上越教育大学米国理解プロジェクトは、1998年4月から3年計画で「米国理解のための教材開発研究」をはじめました。1年目の研究代表者は、加藤章前上越教育大学学長でした。この3年間、教材開発のための研究計画、英文でのプロポーザルの提出、書き直し、現職教員の公募(1年度:12名、2・3年度:16名)、研究会の開催と事前指導、米国側との交渉、事前調査、本調査、事後研究会の開催、報告書の作成、ホームページの作成、シンポジウムの開催、業者との交渉、大学事務局との交渉、財団事務局との交渉……といった一連の活動が3年間途切れることなく続き、今やっと3年目の総括、という時期に入ってきました。
 98年にこのプロジェクト着手した当時は他に進行している大学がなく、94年から96年の東京学芸大、92年から94年の広島大の概要を大変参考にさせていただきました。また、東京学芸大の三浦先生をはじめ、多くの先生方にご助言を頂きました。毎年大嶽先生に相談しながら計画書を書きましたが、英文表記に慣れていないためか何度も書き直し、書き直す度に詫摩所長及び英語担当の池内先生に、2年目、3年目は我妻先生にご迷惑をおかけしました。特に、この段階での調査費用の見積もりが厄介でした。3月末に仕上げる段階で、8月の調査の項目ごとの正確な見積もりを算出するのは至難の技でした。とりわけ、1年目は夏にかけて大幅な円安となり、冷や汗ものでした。
 アメリカでは、旧知のデュケイン大学(ピッツバーグ市)のハトラー先生に3年間ともお世話になりました。1年目の学校見学、2年目のホームステイ、3年目の学校見学をこちらの申し上げる予定日に合わせて実施していただきました。ピッツバーグは人情に厚い人が多く、どこでも大歓迎していただいたことは良い思い出となりました。
 私にとっては、1年目の麻田正明氏、そして2年目、3年目の葛西氏との下見も大変な思い出が残っています。本調査と違い、期間が短い、土地になじみはない、バスはチャーターできない(流しのタクシーはほとんどないので公共交通機関しか使えない)と様々な悪条件の中で、2人3脚で下見を決行できたのは、奇跡としかいいようがありません。1年目にワシントンD.C.で1泊しかできず、麻田氏と二手に分かれて急いで調査し、昼に空港に行こうとしたら手配が間違っていてかろうじて飛行機に間に合わせる、といった芸当や危険と隣り合わせのハプニングの連続でした。

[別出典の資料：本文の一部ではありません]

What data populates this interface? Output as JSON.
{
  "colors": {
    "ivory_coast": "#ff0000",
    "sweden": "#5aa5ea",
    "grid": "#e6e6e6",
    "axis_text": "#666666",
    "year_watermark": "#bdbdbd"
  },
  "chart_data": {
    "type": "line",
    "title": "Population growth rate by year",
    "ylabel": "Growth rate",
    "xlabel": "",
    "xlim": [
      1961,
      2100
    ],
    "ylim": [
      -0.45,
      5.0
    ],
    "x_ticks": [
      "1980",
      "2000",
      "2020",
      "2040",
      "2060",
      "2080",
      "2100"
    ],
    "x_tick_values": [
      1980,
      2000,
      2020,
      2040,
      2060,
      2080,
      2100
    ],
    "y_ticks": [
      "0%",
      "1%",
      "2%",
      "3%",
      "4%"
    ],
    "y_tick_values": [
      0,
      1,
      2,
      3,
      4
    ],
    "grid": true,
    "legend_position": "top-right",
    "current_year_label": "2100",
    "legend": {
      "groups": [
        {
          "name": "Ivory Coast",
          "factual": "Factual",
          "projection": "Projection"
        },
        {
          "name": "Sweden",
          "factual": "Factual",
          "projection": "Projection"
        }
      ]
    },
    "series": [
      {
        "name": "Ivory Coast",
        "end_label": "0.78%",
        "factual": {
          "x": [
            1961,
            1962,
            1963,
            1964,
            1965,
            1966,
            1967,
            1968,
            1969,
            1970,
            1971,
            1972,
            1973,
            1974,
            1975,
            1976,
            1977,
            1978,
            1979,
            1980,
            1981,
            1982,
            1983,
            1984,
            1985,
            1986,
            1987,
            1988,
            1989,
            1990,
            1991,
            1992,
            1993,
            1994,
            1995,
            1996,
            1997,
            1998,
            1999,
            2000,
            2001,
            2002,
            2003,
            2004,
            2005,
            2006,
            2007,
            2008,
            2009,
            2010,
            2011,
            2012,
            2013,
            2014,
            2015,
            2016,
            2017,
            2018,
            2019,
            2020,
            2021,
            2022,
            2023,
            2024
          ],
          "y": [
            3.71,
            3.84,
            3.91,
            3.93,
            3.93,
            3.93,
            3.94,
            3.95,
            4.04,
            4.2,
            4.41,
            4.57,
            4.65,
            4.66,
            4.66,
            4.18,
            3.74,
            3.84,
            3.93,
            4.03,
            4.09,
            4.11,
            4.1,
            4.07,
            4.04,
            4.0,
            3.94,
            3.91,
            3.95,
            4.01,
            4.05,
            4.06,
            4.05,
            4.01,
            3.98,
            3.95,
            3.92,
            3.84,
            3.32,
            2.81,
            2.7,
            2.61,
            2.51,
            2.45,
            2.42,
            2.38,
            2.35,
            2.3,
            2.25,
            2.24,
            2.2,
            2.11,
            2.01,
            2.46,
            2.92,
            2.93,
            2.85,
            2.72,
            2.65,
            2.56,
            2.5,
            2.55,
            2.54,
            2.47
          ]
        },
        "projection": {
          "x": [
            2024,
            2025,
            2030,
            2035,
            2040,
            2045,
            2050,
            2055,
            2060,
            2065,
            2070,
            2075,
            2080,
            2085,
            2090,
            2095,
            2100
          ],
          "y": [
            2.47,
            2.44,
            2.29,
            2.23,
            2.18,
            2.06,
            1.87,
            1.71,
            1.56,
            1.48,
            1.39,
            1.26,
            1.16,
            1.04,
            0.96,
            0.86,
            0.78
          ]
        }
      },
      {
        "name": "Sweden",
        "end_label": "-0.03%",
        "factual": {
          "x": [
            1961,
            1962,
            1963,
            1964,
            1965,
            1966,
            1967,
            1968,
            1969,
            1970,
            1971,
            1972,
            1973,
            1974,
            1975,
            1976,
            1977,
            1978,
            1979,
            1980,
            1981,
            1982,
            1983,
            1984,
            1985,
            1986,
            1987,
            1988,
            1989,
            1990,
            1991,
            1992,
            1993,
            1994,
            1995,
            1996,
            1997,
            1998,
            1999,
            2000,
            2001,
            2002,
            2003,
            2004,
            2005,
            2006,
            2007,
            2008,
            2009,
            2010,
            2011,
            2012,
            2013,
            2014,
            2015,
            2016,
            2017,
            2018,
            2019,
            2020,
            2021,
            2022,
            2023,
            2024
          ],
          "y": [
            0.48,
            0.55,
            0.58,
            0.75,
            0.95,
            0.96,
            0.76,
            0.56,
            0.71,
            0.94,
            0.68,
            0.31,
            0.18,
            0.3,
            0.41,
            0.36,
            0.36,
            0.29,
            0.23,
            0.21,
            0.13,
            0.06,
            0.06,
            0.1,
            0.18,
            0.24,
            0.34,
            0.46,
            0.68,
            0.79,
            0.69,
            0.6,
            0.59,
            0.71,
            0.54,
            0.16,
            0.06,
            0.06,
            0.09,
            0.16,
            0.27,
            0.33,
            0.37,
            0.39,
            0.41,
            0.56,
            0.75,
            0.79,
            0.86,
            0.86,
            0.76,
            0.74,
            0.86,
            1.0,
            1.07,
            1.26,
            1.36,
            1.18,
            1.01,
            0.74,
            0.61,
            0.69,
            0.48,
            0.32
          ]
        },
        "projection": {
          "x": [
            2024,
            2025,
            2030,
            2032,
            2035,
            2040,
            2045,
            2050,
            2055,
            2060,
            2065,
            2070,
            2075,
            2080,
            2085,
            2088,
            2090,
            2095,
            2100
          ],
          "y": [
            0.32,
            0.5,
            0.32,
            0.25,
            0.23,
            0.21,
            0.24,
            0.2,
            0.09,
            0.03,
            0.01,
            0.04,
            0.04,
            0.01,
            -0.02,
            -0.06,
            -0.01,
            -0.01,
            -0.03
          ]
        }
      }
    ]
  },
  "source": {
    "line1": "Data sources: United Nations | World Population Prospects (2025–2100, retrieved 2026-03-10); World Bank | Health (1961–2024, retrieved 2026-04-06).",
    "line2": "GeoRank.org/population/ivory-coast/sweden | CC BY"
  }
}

 本当に大変なプロジェクトでしたが、教材化という点からみると勉強になりました。それまでの私の訪米は学会開催地への往復に過ぎず、アメリカを点でしか理解できていませんでしたが、このプロジェクトを通じ、アメリカの産業・文化・歴史等など幅広く知ることができました。このことは参加した多くの先生方も同じ気持ちであったと思います。
 最後になりましたが、本プロジェクトの活動を支援し懇切丁寧に指導してくださった米日財団東京事務所長詫摩武雄氏、通常業務以外の多くの書類で煩わせてしまった上越教育大学事務局の方々、貴重なアドバイスを含めていつも励まして下さった大澤健郎上越教育大学学長に心から感謝申し上げます。また、協力して下さったプロジェクトの先生方にこの場を借りて御礼申し上げます。